Von 1982 bis 1999 war Angelika Waldis Ko-Leiterin des Jugend-Magazins «Spick» und publizierte die mit dem Schweizer Jugendbuchpreis ausgezeichnete Erzählung »Tita und Leo«. Seither hat die 63jährige Autorin Muße zum freien Schreiben, und vierzehn ihrer neu entstandenen Kurzgeschichten hat der immer für Überraschungen gute Zürcher Verlag Kein & Aber nun in einem kleinen Buch mit dem Titel »Tu nicht so« herausgebracht.

»Tu nicht so, wir müssen alle mal sterben«, sagt der Vater zum Kreischen seiner elfjährigen Tochter Irma, als er den gefangenen Fisch tötet. »Tu nicht so« wurde wohl auch zu ihrer gleichaltrigen Freundin Stasi gesagt, als sie sich gegen Missbrauch wehrte. Solche Erinnerungen tauchen auf, während die alt gewordene Irma die Asche der verstorbenen Freundin am selben See begräbt. Das wird erzählt in Fragmenten und Andeutungen aus kunstvoll gegeneinander geschnittener Vergangenheit und Gegenwart: zwei Leben auf nur sechs Seiten.

Auch die anderen, durchwegs kurzen Erzählungen von Angelika Waldis sind solche Momentaufnahmen von manchmal alltäglichen, manchmal schrägen Situationen: prägnante Skizzen aus wenigen Strichen.
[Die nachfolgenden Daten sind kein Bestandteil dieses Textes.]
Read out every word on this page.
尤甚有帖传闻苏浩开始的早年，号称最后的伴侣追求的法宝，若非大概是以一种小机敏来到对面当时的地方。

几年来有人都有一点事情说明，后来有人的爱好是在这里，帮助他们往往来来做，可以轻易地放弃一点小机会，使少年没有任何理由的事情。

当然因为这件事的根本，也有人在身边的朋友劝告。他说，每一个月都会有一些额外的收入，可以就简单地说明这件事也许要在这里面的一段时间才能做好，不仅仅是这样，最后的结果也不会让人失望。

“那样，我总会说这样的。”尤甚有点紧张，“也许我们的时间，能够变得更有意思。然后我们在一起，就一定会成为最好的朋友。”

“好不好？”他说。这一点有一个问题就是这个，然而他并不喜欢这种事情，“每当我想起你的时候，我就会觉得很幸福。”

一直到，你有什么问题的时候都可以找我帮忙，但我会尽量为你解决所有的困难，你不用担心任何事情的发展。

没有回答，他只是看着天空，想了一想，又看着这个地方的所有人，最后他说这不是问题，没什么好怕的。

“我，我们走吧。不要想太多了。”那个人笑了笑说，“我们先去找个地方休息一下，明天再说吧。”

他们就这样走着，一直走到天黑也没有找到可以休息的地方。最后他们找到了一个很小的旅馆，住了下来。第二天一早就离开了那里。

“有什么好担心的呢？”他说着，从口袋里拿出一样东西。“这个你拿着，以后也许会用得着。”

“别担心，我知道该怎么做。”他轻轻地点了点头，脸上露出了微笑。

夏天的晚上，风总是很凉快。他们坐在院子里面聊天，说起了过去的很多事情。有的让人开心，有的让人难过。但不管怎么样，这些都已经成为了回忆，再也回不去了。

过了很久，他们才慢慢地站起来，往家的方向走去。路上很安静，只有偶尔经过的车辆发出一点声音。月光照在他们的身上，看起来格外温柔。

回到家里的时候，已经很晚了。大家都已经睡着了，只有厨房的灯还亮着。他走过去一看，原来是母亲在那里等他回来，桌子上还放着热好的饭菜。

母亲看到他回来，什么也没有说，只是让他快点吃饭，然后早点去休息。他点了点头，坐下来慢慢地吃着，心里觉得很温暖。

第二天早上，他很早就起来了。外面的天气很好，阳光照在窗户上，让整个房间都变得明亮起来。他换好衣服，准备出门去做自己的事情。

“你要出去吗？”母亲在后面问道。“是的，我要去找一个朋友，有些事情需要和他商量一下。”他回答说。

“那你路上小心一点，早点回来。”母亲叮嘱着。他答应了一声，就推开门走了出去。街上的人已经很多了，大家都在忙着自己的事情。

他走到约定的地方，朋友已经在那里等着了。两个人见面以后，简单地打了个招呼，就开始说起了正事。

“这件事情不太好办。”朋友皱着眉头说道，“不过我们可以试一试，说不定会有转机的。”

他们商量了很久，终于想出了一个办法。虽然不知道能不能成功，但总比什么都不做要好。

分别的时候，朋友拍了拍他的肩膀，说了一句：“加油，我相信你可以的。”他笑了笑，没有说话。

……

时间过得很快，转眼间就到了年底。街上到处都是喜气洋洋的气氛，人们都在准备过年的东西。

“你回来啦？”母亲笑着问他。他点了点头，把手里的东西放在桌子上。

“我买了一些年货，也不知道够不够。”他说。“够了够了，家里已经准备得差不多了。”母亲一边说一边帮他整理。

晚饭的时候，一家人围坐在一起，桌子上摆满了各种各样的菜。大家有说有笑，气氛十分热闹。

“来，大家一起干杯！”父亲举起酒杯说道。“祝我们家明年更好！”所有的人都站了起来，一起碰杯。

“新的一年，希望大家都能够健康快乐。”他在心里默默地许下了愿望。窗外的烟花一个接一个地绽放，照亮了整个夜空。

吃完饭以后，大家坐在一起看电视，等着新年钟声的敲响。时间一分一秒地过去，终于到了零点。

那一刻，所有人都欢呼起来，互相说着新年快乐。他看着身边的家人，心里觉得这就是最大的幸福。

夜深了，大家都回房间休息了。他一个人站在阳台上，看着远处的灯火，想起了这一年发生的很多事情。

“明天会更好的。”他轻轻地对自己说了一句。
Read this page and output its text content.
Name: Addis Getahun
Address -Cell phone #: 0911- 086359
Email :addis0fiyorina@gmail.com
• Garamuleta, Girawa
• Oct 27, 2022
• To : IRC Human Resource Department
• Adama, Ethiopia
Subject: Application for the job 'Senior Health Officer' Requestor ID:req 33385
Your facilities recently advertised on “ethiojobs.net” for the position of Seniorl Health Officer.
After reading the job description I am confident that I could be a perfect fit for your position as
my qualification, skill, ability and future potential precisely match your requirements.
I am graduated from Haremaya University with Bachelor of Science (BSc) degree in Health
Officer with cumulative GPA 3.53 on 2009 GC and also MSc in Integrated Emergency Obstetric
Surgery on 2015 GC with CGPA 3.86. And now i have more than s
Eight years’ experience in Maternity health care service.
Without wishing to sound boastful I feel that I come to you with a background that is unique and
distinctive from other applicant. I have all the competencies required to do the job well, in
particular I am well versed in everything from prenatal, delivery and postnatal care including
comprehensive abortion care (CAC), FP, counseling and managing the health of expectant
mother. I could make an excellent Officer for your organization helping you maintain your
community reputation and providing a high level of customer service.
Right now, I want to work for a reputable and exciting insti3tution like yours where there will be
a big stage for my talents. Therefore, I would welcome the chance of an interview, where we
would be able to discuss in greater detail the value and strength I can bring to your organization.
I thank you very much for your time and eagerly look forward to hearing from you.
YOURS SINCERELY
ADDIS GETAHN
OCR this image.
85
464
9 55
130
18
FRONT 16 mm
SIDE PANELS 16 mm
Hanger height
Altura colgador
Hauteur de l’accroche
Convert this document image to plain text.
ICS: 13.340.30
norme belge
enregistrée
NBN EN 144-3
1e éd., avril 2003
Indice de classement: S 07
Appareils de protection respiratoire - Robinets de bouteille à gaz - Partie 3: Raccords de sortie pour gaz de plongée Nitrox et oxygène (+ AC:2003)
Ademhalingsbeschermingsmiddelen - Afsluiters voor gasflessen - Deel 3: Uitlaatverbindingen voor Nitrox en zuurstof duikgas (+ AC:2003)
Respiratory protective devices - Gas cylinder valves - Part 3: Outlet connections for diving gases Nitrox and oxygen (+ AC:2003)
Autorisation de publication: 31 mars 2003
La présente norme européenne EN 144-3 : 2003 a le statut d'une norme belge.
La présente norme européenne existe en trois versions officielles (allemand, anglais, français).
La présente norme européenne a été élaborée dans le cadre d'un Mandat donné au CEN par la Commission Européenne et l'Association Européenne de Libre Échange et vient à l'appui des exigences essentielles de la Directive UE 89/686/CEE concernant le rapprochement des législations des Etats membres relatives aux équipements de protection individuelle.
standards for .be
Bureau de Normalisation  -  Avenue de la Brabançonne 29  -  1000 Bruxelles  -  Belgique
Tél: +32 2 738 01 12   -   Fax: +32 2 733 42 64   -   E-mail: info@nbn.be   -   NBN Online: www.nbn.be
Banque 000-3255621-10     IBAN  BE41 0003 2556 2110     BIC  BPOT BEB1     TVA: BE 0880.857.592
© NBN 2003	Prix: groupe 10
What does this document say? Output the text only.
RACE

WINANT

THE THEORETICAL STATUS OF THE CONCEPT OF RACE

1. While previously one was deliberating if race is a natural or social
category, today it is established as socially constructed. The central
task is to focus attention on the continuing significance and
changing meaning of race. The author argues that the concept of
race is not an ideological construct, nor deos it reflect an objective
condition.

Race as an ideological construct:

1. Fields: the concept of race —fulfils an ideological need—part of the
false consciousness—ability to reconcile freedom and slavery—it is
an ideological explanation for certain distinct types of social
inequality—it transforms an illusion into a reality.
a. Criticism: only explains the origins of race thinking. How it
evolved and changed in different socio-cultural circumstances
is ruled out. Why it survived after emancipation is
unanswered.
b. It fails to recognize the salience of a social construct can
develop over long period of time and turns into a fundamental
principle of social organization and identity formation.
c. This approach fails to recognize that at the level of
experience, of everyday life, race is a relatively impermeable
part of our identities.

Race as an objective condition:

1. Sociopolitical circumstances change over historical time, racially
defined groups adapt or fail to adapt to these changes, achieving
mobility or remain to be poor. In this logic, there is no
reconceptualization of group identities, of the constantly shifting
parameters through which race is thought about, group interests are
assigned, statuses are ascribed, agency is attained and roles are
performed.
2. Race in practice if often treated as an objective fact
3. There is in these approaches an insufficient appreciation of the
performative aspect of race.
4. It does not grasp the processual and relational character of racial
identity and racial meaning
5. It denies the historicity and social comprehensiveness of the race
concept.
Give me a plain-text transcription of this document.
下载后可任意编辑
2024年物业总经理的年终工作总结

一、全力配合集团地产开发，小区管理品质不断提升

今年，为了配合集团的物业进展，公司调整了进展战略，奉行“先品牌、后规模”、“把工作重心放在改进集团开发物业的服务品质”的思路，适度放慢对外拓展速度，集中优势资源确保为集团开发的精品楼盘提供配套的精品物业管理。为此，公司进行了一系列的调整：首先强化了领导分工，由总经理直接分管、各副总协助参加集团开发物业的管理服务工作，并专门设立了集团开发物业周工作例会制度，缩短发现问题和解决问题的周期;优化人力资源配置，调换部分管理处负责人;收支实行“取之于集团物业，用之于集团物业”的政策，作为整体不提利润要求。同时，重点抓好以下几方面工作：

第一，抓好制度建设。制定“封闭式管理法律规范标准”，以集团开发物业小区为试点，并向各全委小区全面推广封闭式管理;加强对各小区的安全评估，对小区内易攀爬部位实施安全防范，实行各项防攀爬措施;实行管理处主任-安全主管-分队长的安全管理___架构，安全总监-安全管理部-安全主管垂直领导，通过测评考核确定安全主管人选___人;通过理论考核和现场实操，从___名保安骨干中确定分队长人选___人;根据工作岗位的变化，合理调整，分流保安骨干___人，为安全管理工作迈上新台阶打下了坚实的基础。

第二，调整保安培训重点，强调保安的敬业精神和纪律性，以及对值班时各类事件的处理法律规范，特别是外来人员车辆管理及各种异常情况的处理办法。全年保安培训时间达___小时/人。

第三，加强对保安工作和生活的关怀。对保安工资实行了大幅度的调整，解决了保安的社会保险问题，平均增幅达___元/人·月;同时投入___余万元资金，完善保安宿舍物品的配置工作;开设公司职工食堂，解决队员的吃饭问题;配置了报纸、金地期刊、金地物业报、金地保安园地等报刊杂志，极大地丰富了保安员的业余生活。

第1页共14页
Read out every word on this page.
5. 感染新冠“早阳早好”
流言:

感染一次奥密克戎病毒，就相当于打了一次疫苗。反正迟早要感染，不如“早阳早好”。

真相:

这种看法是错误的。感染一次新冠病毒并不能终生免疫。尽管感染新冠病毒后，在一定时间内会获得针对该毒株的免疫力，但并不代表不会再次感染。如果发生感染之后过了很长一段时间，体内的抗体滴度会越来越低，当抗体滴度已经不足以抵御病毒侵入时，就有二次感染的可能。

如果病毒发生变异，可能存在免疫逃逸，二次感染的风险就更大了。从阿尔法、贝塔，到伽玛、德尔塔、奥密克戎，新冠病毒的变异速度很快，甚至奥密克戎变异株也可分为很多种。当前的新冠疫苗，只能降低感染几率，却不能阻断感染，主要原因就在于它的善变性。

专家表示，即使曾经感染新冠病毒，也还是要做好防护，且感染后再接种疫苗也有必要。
Dabei geht es oft um scheiternde Beziehungen zwischen Liebenden oder Familienmitgliedern, um unerfüllte Sehnsucht und stillen Hass.

»Am Anfang meiner Geschichten steht meist eine Idee, die ich illustrieren möchte«, sagt die Autorin. »Das kann Empörung sein oder Schmerz, manchmal ausgelöst durch etwas, was ich höre oder in der Zeitung gelesen habe. Dieses starke Gefühl stecke ich dann in eine Person und lasse sie damit laufen, oft ohne vorher zu wissen, wo sie hingeraten wird.« Ihre Figuren können skurrile Sonderlinge sein, wie etwa der Schulabwart, der eine heimliche Sammlung gebrauchter Papiertaschentücher anlegt. Sein zunehmend verkommendes städtisches Umfeld dagegen ist genau beobachtete Realität. Dazu kommen autobiografische Erinnerungen an Menschen und Landschaften, manchmal auch recherchierte Fakten. Manche Geschichten enden tragisch, etwa im Suizid einer Ladendiebin. Alle sind mit leichter Hand erzählt, oft witzig und manchmal spannend, aber immer vor einem Hintergrund unsentimentaler Melancholie. Überflüssig zu betonen, dass solche Leichtigkeit immer das Ergebnis geduldiger Schleifarbeit ist. »Ich schreibe sehr langsam«, verrät die Autorin, »ich arbeite einen Satz lange im Kopf durch, bevor ich ihn gelten lasse. Doch was dann einmal steht, lasse ich meist unverändert.« In ihrer unprätentiös lakonischen Sprache blitzen immer wieder überraschende Bilder auf wie glänzende Einschlüsse in grauem Gestein. Da scheint etwa der frühe Morgen im winterlichen Gebirge »noch ungehäutet, eine lila Hülle spannte sich vom Schwertberg zu den Wendestöcken.« In einer anderen Geschichte

schaut ein Mann neben seinem sterbenden Hund zu, wie es schneit: »Die Flocken sind leicht und wirbeln manchmal hoch, es sieht aus, als würde die Welt neu gemixt.« Und er stellt sich vor, »dass die Flocken nicht fallen, sondern stehen und dass er in seinem Stuhl hochfährt, höher und höher, die Flockentapete entlang.« Oder eine Frau kommt zu ihrem Geliebten »mit einer Ladung Zärtlichkeit, die zu groß ist für ein Wochenende« und genießt dann »die dick mit Glück bestrichene Zeit.« Das sind keine eitel ausgebreiteten Trouvaillen, sondern gezielt gesetzte, stimmige Farbtupfer. Und so fühlt sich der erste Liebeskummer eines jungen Mädchens an: »Das Weh ist innen und außen, die Haut brennt, als wäre keine mehr da, als hätte man sie abgezogen wie von einem Pfirsich und das glänzende Fleisch bloßgelegt, und in der Speiseröhre hockt ein Ding, das nicht tiefer rutscht und das ganz hart wird, wenn sie mit den anderen lachen soll.«

Da erklingt eine neue Stimme in der Schweizer Literatur. Nächsten Frühling erscheint unter dem Titel »Briefe an den Enkel« bereits das nächste Buch von Angelika Waldis. Und in ihrer Schublade liegt ein fertiges Romanmanuskript: »eine offene Liebesgeschichte, von einer Frau und einem Mann parallel erzählt, aber alles andere als parallel verlaufend», sagt die Autorin dazu.